Toyota announced its first quarter results on Wednesday, and the automaker’s fiscal results highlight just how bad the U.S. auto market is. Toyota’s profits tumbled by 28 percent during the first four months of the year — compared to the same time period in 2007 — largely due to a sagging U.S. market and the continued erosion of the dollar’s value against the yen.
Toyota’s first quarter 2008 profits fell from $4.2 billion a year earlier to $3.05 billion. But despite the dip in profits, Toyota’s sales were actually up 3.8 percent, totaling $63.14 billion.
Last year the dollar was worth around 120 yen, but that amount has fallen to about 100 today. About a third of Toyota ’s sales come from the U.S.
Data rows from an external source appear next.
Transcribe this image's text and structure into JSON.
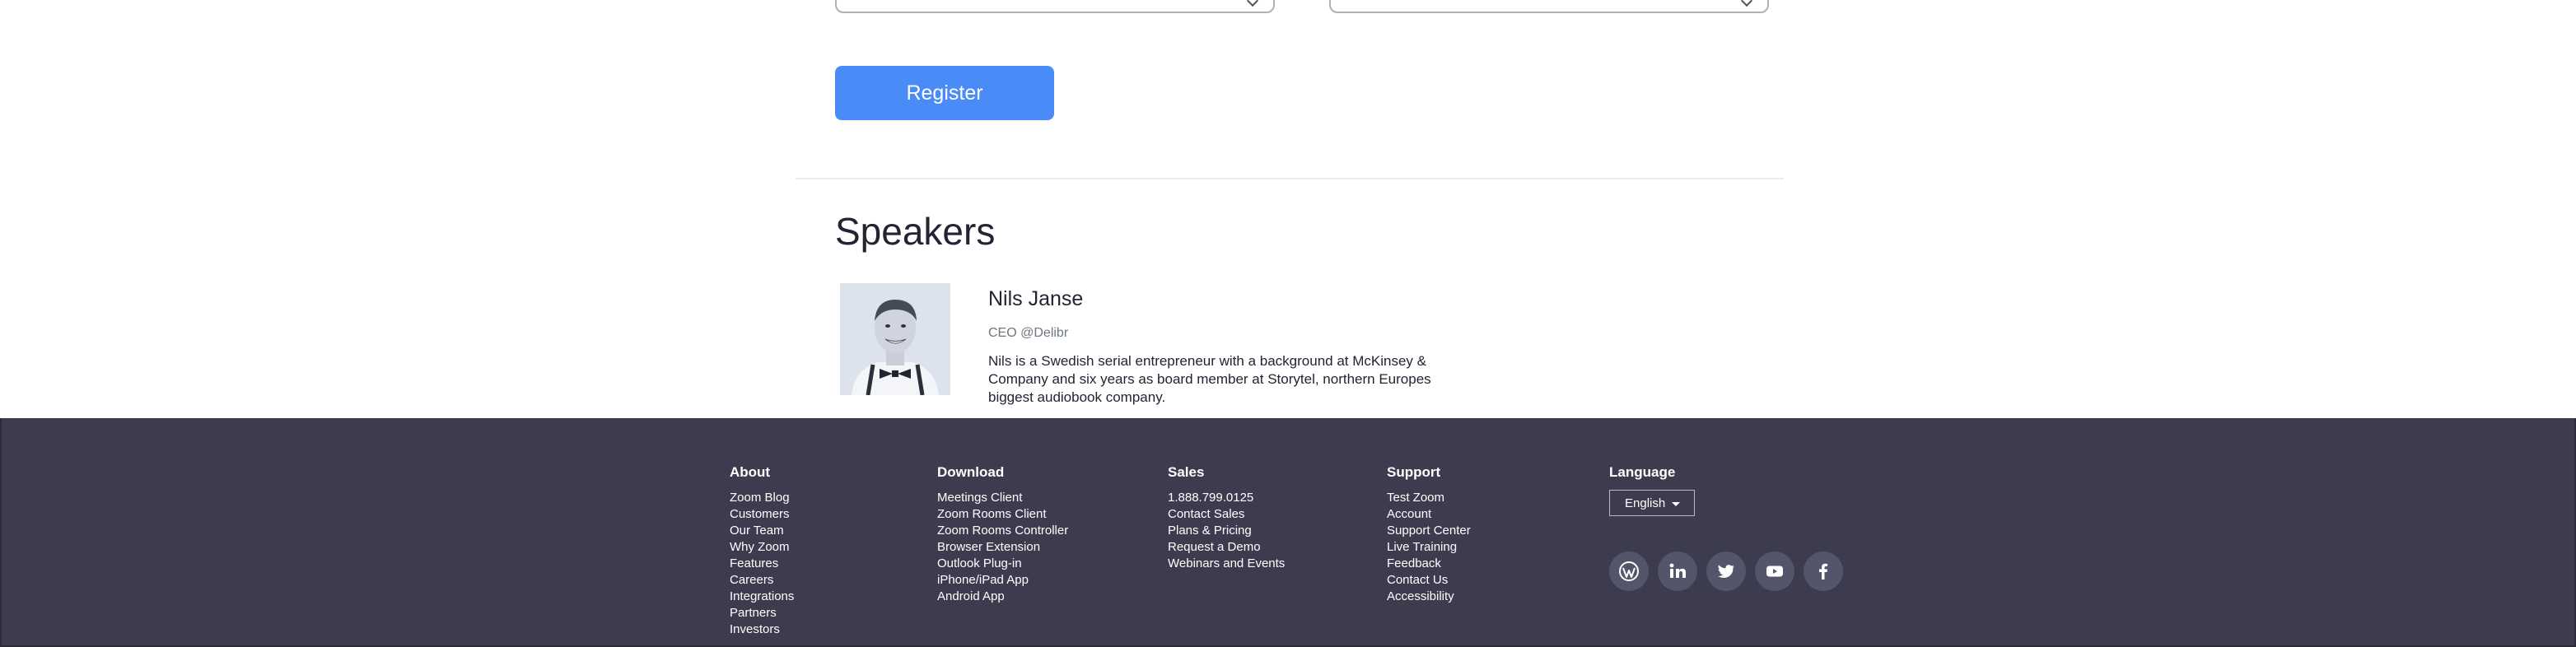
{
  "register": {
    "label": "Register"
  },
  "speakers": {
    "heading": "Speakers",
    "items": [
      {
        "name": "Nils Janse",
        "role": "CEO @Delibr",
        "bio": "Nils is a Swedish serial entrepreneur with a background at McKinsey & Company and six years as board member at Storytel, northern Europes biggest audiobook company."
      }
    ]
  },
  "footer": {
    "about": {
      "title": "About",
      "items": [
        "Zoom Blog",
        "Customers",
        "Our Team",
        "Why Zoom",
        "Features",
        "Careers",
        "Integrations",
        "Partners",
        "Investors"
      ]
    },
    "download": {
      "title": "Download",
      "items": [
        "Meetings Client",
        "Zoom Rooms Client",
        "Zoom Rooms Controller",
        "Browser Extension",
        "Outlook Plug-in",
        "iPhone/iPad App",
        "Android App"
      ]
    },
    "sales": {
      "title": "Sales",
      "items": [
        "1.888.799.0125",
        "Contact Sales",
        "Plans & Pricing",
        "Request a Demo",
        "Webinars and Events"
      ]
    },
    "support": {
      "title": "Support",
      "items": [
        "Test Zoom",
        "Account",
        "Support Center",
        "Live Training",
        "Feedback",
        "Contact Us",
        "Accessibility"
      ]
    },
    "language": {
      "title": "Language",
      "selected": "English"
    },
    "social": [
      "wordpress-icon",
      "linkedin-icon",
      "twitter-icon",
      "youtube-icon",
      "facebook-icon"
    ]
  },
  "colors": {
    "accent": "#4a8cf7",
    "footer_bg": "#3c3c4e",
    "text": "#232333"
  }
}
And the future outlook for the Japanese automaker doesn’t look much better. Despite a strong reputations for making quality, fuel-efficient vehicles and $4 a gallon gasoline, Toyota expects its sales to fall for the first time since 2000 when its sales slipped by 0.3 percent, says the The Detroit News. Toyota also expects that its net profits will decrease by 27 percent.
That prediction juxtaposed with Toyota’s results from the previous fiscal year really indicates how far — and how quickly — the auto market has fallen. For the fiscal year that ended on March 31, Toyota saw a record profit of $16.54 billion with a worldwide sales increase of 9.8 percent to $252.8 billion, which was also a record.